When Mackenzie, the main character, first meets these unlikely members of the Trinity, he asks, “Which one of you is God.” “I am,” said all three in unison. Mack looked from one to the next, and even though he couldn’t begin to grasp what he was seeing and hearing, he somehow believed them” (87, The Shack; here is an article about the book and movie https://www.washingtonpost.com/news/acts-of-faith/wp/2017/03/03/the-shack-once-sold-millions-of-books-but-the-film-doesnt-fit-the-trump-era/)
c. This morning, we are invited to explore the Trinity by listening to jazz music and letting our minds wander and imagine who God is and how God finds us in our lives.
This is how it will work.
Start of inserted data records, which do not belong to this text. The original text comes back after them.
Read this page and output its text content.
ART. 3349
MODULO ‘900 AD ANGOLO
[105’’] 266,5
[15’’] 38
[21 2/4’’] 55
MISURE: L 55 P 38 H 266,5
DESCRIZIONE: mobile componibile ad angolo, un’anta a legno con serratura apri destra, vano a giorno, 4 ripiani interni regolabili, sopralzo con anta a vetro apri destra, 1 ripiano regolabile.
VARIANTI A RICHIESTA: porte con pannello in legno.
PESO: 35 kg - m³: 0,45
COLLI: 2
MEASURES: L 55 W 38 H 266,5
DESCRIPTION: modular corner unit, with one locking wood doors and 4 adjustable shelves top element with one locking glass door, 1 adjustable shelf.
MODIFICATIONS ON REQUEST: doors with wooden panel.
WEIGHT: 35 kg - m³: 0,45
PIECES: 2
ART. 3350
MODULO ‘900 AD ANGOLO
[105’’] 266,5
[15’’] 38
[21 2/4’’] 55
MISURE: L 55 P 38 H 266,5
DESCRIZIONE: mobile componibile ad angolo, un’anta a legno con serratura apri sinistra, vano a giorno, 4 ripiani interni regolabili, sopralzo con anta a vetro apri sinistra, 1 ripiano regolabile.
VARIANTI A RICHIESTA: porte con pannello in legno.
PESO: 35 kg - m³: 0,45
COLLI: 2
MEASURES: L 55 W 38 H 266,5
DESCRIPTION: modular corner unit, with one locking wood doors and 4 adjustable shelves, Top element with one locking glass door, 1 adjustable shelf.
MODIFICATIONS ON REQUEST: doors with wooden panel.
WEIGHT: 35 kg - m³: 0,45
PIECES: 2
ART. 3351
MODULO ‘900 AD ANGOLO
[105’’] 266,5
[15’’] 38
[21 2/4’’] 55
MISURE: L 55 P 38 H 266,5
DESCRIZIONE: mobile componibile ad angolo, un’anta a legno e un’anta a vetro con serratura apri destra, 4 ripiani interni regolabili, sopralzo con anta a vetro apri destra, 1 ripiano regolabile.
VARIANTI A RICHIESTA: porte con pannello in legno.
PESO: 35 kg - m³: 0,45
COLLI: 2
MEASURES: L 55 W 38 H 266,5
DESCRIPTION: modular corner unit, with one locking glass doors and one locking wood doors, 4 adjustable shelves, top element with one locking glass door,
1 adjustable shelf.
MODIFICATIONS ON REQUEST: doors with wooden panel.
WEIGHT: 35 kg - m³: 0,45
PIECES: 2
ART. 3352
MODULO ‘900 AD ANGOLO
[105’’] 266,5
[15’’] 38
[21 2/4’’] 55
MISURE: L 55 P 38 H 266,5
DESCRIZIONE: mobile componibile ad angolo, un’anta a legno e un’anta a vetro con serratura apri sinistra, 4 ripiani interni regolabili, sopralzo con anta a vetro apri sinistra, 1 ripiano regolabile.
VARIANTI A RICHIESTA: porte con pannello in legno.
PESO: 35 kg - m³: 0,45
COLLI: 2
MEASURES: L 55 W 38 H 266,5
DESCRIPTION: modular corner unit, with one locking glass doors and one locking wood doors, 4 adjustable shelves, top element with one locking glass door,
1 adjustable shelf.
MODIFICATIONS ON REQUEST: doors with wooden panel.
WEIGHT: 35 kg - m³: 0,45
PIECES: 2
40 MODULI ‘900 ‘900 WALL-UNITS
After a few brief comments about each person of the Trinity, the music will play,
and you can imagine,
the Trinitarian God you know.
Move 1: First person - God the Father;
God the creator;
God the parent
God the mother
A biblical image - scooping up mud and breathing life into us.
The Psalmist reminds us both of the majesty of God, but also the mystery of why God chose to create and be in relationship with us.
When I look at your heavens, the work of your fingers,
the moon and the stars that you have established;
4
what are humans that you are mindful of them,
mortals[a] that you care for them?
Imagine God who has the power to create the world as we know it, but still chooses to be in relationship with us, people who turn away and betray again and again.
O Lord, our Sovereign,
how majestic is your name in all the earth!
Jazz interlude
Move 2: Second person of the Trinity
Son
Jesus
redeemer
light
Lots of powerful biblical images - the birth of the Christ child
Christ hanging in a cross
the empty tomb and the resurrected Christ appearing to his friends and followers.
Jesus the son of God, who comes to live among us.
Fully human, fully God. another part of the Trinitarian mystery of who God is.
Jesus, the one who models for us what it means to be human.
the one who lives it perfectly, but instead of turning away from us because of our imperfections, chooses to redeem us nd the world.
as we hear Paul describe it: “we[a] have peace with God through our Lord Jesus Christ, 2 through whom we have obtained access[b] to this grace in which we stand,”
Imagine Jesus,
the crucified one,
the resurrected one,
the one who calls us to follow
the one who calls us be his friend.
Jazz interlude
move 3: Holy Spirit
a. From the Hebrew word for breath that describes God the creator breathing the breath of life into us (as you may remember ruach is the Hebrew word for breath. It sounds like the blowing wind).
to the paraclete, or the Advocate. whom Jesus promises will come alongside us
to the blowing winds and tongues of fire from the Pentecost story that sweep into our lives giving us what we need to live into our call to discipleship,
the Holy spirit is perhaps the hardest to define, but maybe the easiest to imagine as something beyond our concrete images.
Jazz interlude
Conclusion: The Trinity – we sing it; we say it; we teach it; we pray it.
We listen for it.
We may not fully understand it, but we know the God who lives it fully.
Jazz finale
Psalm 8
O Lord, our Sovereign,
how majestic is your name in all the earth!
You have set your glory above the heavens.
2 Out of the mouths of babes and infants
you have founded a bulwark because of your foes,
to silence the enemy and the avenger.
3 When I look at your heavens, the work of your fingers,
the moon and the stars that you have established;
4 what are humans that you are mindful of them,
mortals[a] that you care for them?
5 Yet you have made them a little lower than God[b]
and crowned them with glory and honor.
6 You have given them dominion over the works of your hands;
you have put all things under their feet,
7 all sheep and oxen,
and also the beasts of the field,
8 the birds of the air, and the fish of the sea,
whatever passes along the paths of the seas.
9 O Lord, our Sovereign,
how majestic is your name in all the earth!